Despite Volkl’s claims that the RTM 73s are ‘70% groomed’ and ‘30% powder’ favored, they seem too familiar with the piste stuff. Saying this, it will probably pose little problem for those considering the 73s – as they are able to head off-piste if forced, but on the slopes are stable, forgiving and easy going ski that very few can find fault with.

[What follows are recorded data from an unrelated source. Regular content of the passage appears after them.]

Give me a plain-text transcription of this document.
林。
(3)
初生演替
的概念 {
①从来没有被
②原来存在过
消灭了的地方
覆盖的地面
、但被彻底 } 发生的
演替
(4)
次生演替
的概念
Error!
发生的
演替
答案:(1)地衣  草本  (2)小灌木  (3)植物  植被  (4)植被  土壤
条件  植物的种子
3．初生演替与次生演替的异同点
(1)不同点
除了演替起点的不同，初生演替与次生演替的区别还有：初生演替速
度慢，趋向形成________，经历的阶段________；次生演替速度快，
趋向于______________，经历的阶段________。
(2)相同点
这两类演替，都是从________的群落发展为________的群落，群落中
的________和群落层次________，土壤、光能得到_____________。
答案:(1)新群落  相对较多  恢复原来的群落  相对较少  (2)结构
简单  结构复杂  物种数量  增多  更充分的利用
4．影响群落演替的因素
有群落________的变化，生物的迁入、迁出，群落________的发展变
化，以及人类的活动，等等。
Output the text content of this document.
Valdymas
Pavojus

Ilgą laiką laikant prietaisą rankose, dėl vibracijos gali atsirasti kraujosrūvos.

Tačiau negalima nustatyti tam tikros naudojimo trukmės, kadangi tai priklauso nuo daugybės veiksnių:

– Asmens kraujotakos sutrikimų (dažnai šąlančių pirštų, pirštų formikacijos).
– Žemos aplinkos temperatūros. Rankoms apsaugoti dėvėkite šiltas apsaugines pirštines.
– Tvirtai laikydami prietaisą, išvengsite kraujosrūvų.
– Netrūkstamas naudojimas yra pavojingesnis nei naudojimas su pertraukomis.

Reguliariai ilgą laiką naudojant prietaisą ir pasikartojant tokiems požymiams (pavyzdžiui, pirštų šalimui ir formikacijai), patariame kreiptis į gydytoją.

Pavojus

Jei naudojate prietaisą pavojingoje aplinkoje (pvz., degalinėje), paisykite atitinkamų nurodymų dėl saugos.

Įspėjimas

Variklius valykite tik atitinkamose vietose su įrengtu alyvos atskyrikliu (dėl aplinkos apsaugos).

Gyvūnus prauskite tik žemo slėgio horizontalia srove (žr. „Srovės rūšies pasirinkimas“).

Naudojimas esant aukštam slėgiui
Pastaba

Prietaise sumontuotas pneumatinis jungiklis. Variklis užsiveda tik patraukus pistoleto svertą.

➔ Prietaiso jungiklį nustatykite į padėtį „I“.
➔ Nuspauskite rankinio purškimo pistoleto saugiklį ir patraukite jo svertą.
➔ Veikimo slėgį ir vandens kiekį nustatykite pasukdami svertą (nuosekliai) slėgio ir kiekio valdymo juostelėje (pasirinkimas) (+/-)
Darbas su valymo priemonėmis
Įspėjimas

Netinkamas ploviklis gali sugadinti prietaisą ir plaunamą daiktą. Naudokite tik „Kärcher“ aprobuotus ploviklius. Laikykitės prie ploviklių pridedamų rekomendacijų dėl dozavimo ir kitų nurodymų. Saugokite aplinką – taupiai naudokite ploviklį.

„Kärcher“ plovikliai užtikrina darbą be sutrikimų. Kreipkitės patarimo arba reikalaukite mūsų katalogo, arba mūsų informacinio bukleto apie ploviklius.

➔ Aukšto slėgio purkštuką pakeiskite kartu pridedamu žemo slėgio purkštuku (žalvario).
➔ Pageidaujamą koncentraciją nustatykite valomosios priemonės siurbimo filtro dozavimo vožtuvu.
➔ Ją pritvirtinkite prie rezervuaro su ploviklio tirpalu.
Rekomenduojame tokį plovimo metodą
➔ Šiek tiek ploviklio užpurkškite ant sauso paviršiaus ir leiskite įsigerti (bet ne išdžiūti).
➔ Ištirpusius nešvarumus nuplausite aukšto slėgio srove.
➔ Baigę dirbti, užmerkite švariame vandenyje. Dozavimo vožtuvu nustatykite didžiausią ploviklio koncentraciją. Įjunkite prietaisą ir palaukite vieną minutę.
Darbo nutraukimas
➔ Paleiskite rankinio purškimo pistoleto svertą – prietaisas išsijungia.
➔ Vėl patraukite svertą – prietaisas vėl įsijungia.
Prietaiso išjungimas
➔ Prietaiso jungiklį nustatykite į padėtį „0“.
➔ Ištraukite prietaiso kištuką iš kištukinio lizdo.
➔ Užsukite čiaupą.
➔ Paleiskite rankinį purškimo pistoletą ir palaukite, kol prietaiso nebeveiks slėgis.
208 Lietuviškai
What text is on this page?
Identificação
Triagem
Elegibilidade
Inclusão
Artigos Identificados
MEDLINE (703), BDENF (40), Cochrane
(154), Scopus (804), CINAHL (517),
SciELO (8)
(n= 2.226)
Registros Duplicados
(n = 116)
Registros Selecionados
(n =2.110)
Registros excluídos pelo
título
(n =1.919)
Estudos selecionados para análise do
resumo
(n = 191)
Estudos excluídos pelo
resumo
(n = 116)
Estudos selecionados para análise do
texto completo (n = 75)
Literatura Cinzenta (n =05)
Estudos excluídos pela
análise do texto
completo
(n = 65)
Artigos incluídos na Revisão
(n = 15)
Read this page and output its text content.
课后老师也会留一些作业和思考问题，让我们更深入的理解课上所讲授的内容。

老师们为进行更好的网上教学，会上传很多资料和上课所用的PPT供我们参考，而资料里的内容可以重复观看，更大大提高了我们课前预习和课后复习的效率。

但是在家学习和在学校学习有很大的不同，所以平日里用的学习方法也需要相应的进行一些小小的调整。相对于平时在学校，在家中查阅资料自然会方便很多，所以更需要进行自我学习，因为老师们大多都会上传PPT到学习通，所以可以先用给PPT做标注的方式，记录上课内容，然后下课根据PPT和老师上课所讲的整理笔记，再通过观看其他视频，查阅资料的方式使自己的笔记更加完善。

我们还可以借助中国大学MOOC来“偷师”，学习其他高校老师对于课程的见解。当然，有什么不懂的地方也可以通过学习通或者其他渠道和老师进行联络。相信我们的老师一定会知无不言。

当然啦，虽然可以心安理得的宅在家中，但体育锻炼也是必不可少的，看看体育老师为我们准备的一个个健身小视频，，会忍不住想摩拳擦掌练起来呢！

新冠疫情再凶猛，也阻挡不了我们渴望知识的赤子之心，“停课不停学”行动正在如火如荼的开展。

The success of Volkl’s attempt to make the RTM 73s powder ready is debatable, however, all those additions make them great at dealing with crud and poorer snow conditions as the day progresses. Referring back to our introduction to the 73s, they really are the best ski for your primary trip into the ski market or for those seeking an upgrade.
The Volkl RTM 73 model is perfect for anyone who wishes to join the crazy new world of half-pipes and powder, whilst refusing to relinquish the occasional lark-about through some race gates and everything in between, for any beginner or intermediate skier.
Team Volkl have clinched ski-stars like A Fischbacher gold in Vancouver’s 2010 Super-G, R Henshaw silver in the 2015 World Championships and star in many freeskiing films.
The company is the best all-rounder in the industry and is at the forefront of ski design, even amongst the tumult of our transition. The Volkl RTM 73s are no exception.
This is one memorable all-mountain ski, we all love it and we are sure you will too!